[27/06/2007] Aria

La mezza Italia che brucia nelle proprie contraddizioni

LIVORNO. Mezza Italia è andata a fuoco, ettari ed ettari di boschi e colture importanti allo stesso tempo per l’ambiente e per l’economia. Per il loro valore intrinseco di patrimonio naturale e per i riflessi indiretti che hanno per catturare quell’anidride carbonica che è causa di questa situazione: polmoni rimasti a dare ossigeno ad un paese sempre più invaso dalla cementificazione.
Per il valore paesaggistico e per quello che indirettamente questo significa per l’economia turistica e agricola, che sempre più tende a legare il territorio alle coltivazioni che su di esso si realizzano e ai prodotti che attraverso le trasformazioni agroalimentari si ottengono.

Mezza Italia è stata piegata - in due giorni - dal caldo fuori norma, per essere solo a fine giugno, tanto che si contano già le prime vittime tra gli anziani, i più sensibili a queste ondate di calore accompagnate dall’umidità che ne accentua i disagi.
Palermo ha sperimentato l’effetto dei primi blackout, sia programmati sia inattesi, per i picchi di richiesta energetica che queste condizioni di temperatura hanno innescato per il ricorso massiccio all’accensione dei condizionatori. Con semafori impazziti e una città nel caos.

Mezza Italia già adesso - e siamo solo a inizio estate - preannuncia la richiesta di interventi per calamità. Dimenticando o facendo finta di non sapere che questi sono solo i prodromi di quanto ci aspetta. Continuando ad utilizzare termini che rimandano a fenomeni “imprevedibili” e “inattesi” quando questi sono ormai eventi che già fanno parte del quotidiano. Caldo torrido, incendi, siccità, disagio e aumento della mortalità tra gli anziani, cui si vuole aumentare la pensione minima perché rappresentano un canale “interessante” per la leva dei consumi. E perché così, magari, possono permettersi anche loro un condizionatore per l’aria che respirano.
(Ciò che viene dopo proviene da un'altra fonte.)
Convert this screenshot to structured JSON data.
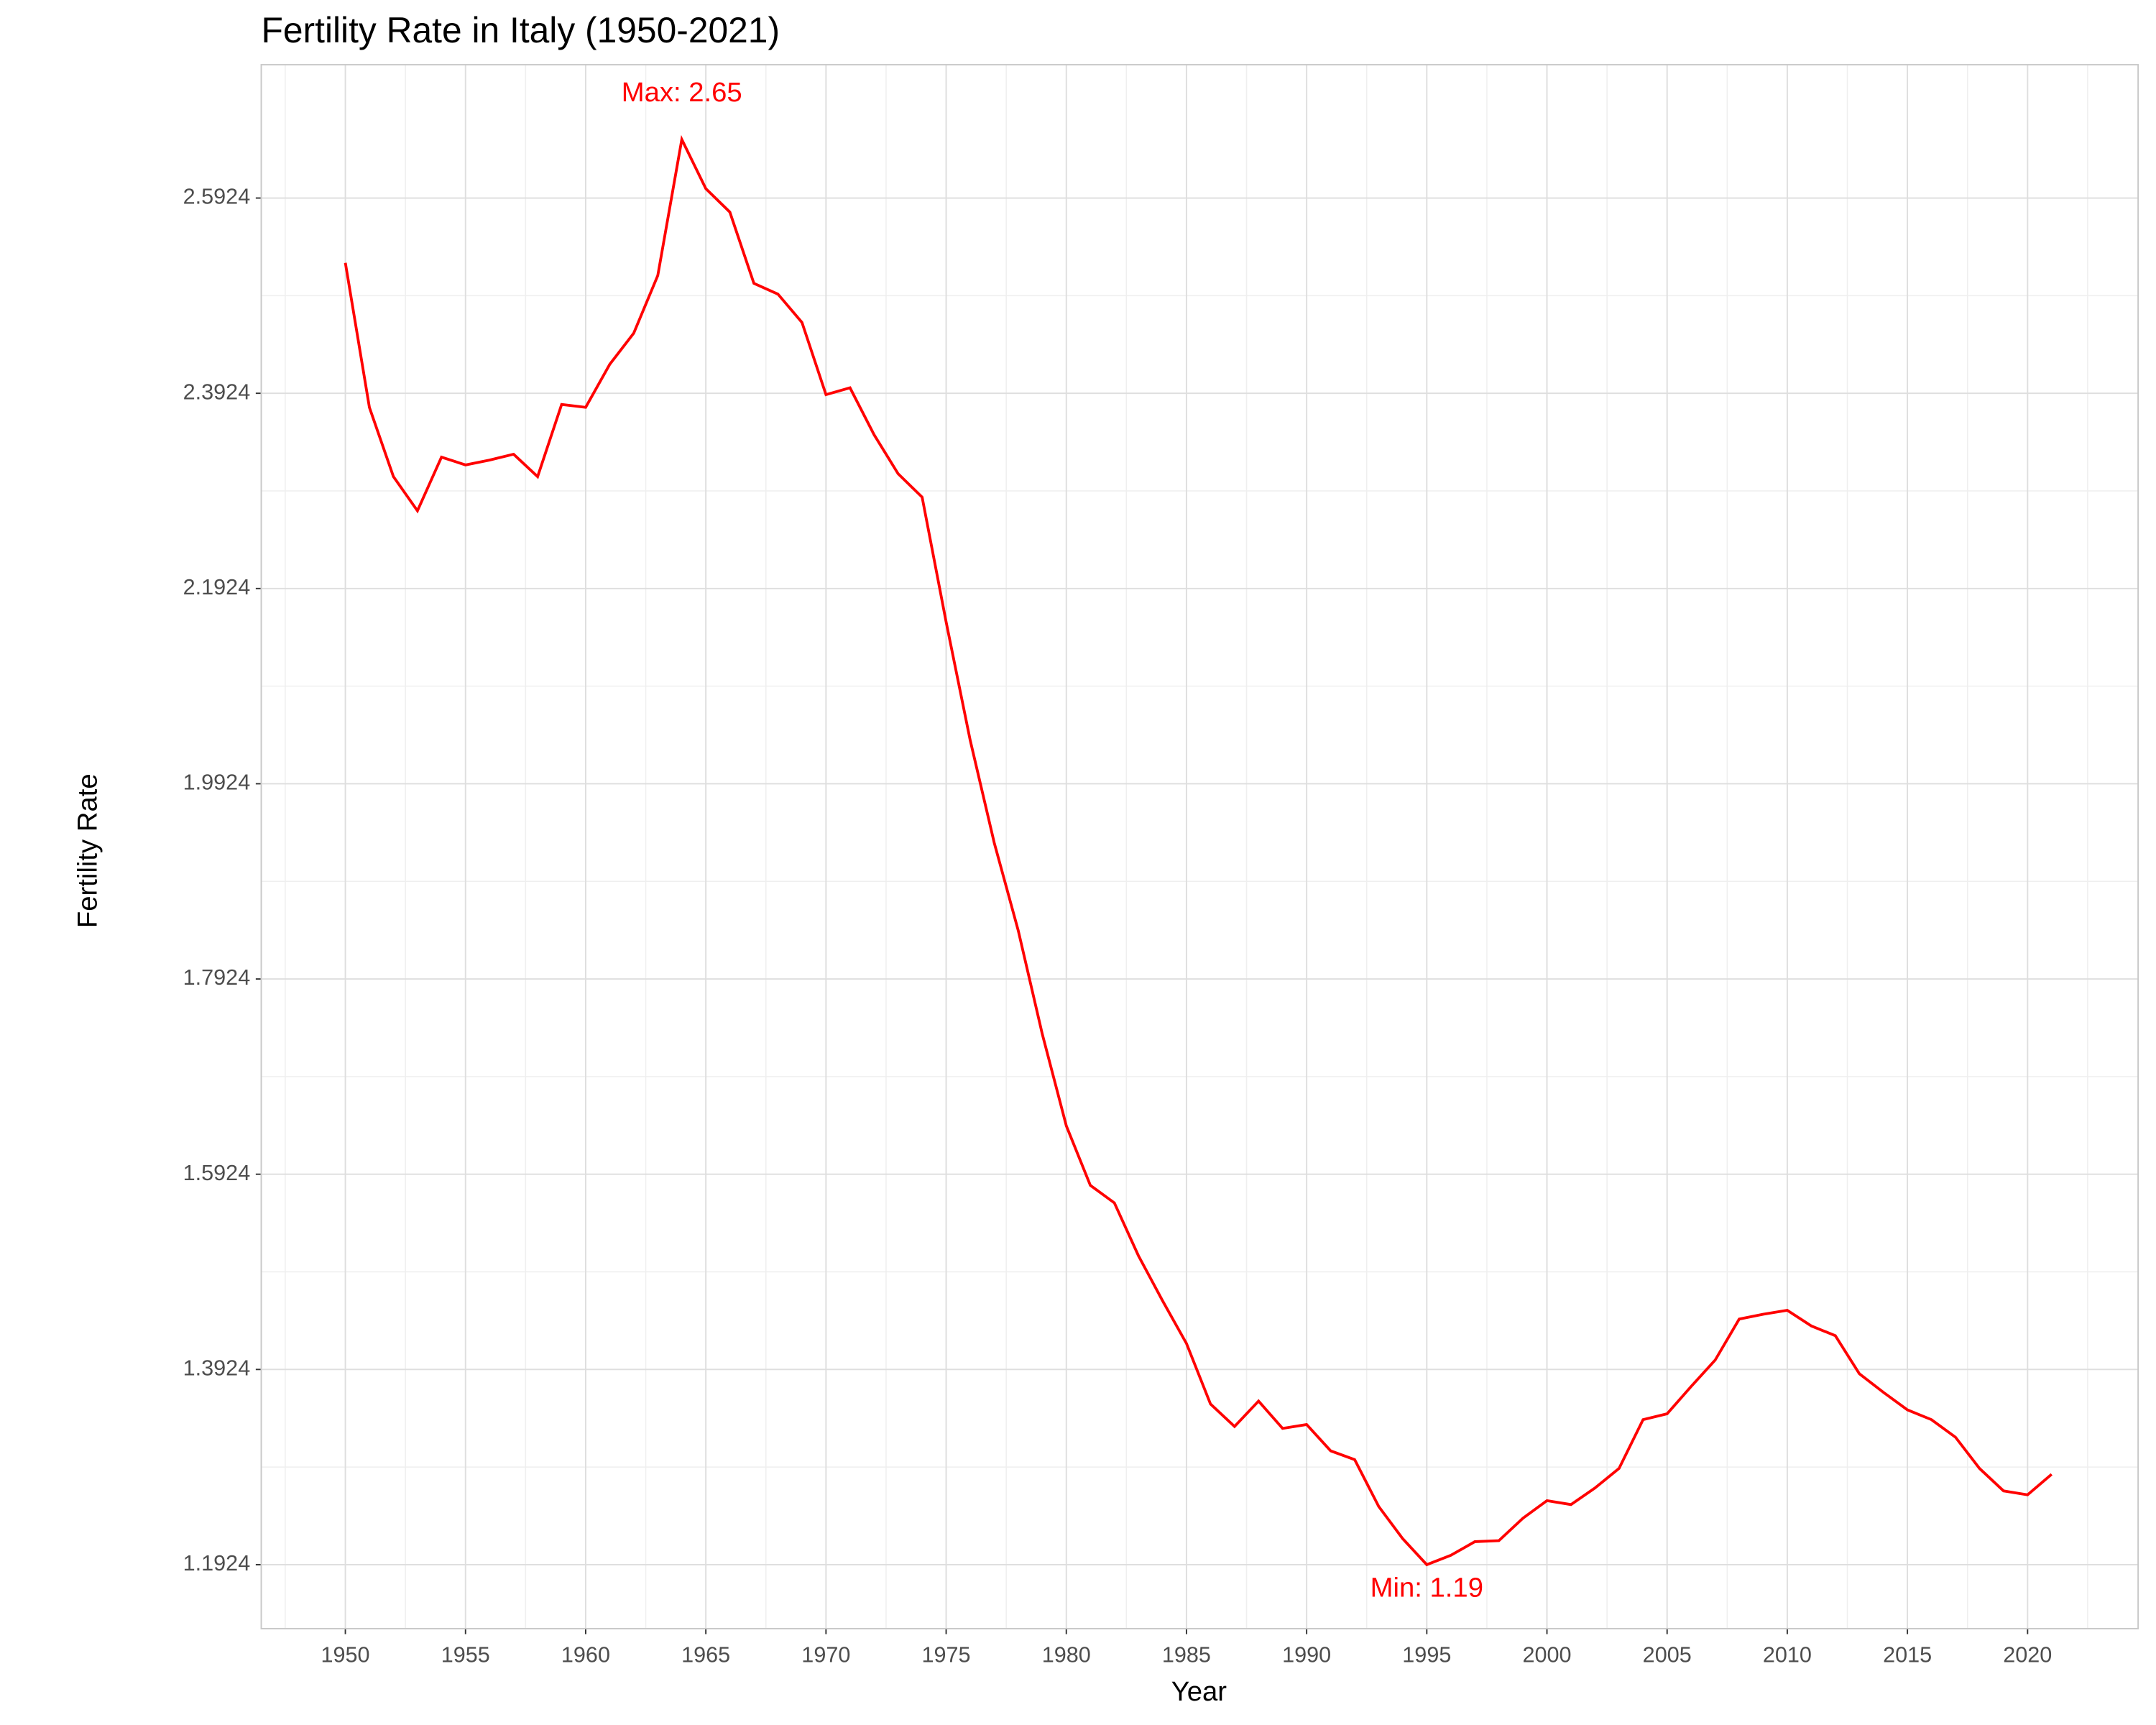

Segni di un paese che è in ritardo. Lo è per le politiche, anche quelle di emergenza: è del 18 giugno la circolare della presidenza del consiglio dei ministri per l’emergenza incendi, appena un settimana prima che scoppiasse la crisi.
Sarà a settembre la conferenza per il clima, con interventi quindi di mitigazione, forse pronti per la prossima estate torrida, ma non certo per questa.

Lo è per la cultura che bolla come inconciliabili con il paesaggio e con le attività agrituristiche di un territorio le pale eoliche e non si pronuncia o non si interroga invece di quanto analogamente lo siano ettari di patrimonio boschivo e agrario andato a fuoco.
E mentre mezza Italia è sul rogo, una sentenza del Tar reputa legittimo il ricorso presentato da un imprenditore agricolo di rango e da una associazione ambientalista di grande prestigio contro un parco eolico a Scansano, in provincia di Grosseto.

«Questa sentenza è molto importante perché ci auguriamo che comporti un ripensamento della politica regionale riguardo all’eolico - esulta la consigliera nazionale di Italia nostra Margherita Signorini - insieme al comitato nazionale del paesaggio riteniamo che la vocazione della Toscana non sia quella di sviluppare la tecnologia dell’eolico, ma altri tipi di energie rinnovabili quali il solare, il fotovoltaico, il solare termodinamico e le biomasse».

La decisione della magistratura nessuno la vuole contestare, ma al di là dei rilievi mossi dal Tar toscano all’impianto di Scansano, resta che nel caso specifico, come in generale, l’eolico è una delle energie rinnovabili cui è necessario rivolgersi per frenare i fenomeni connessi ai mutamenti climatici. Di cui gli avvenimenti che abbiamo vissuto in questi giorni sono solo alcuni dei segnali, a noi più vicini.

Ma verso l’installazione delle pale eoliche c’è invece ancora una resistenza culturale, assai diffusa. Una resistenza che non è certo aiutata ad evolvere da un atteggiamento della politica che non coglie la priorità dettata dagli scenari di questi giorni per mettere i temi dei cambiamenti climatici al primo punto dell’agenda di governo. Che affida alla protezione civile, alla forestale e ai messaggi televisivi che richiamano al risparmio gli interventi. E rimanda a decisioni future il da farsi.

Assumere come prioritario invece l’agire sui cambiamenti climatici, darebbe un messaggio importante ai cittadini, alle imprese, al paese intero che questa è la strada per coniugare ambiente ed economia, lavoro e qualità della vita. Per tutti.